Maslow believed that an individual struggles to reach what he referred to as a state of self-actualization. Self-actualisation essentially refers to the notion that people attempt to fulfil themselves to their highest possible level of achievement in their personal life, work life, etc. according to Maslow only a few individuals ever reach self-actualisation. There were five basic classes of needs. An individual strives to achieve the more basic class of needs before gradually ascending the hierarchy to reach her or his state of self-actualisation. The basic needs are similar to those striven for in the animal kingdom, whereas the higher classes of needs are thought to be distinct to humans.
At the lowest level, an individual strives to achieve her or his basic physiological needs such as food, water, oxygen, activity, and sleep. Once these needs have been satisfied, she or he can strive to achieve their next class of needs.
The second class of needs relate to safety, which essentially refers to having a secure and safe childhood, as well as security and safety as an adult.
Love and Belonging
The third set of needs relate to the feeling that one belongs somewhere and is loved by others. Thus, having a good social life and good, stable relationships with others (sexual and non-sexual) would be primary aims at this stage of one’s progression.
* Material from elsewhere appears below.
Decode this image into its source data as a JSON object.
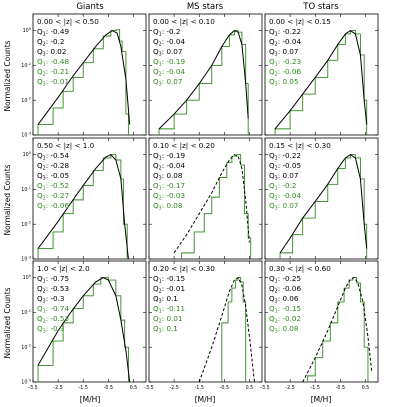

The penultimate stage is esteem. This refers to the need to be respected by others, to be seen as honourable and as someone who makes a positive contribution to the well-being of others. If the individual reaches this level and fulfils her or his needs at this level, then she or he becomes self-actualised. Maslow’s major contribution to psychology was the motivation he provided for the development of humanistic psychology itself.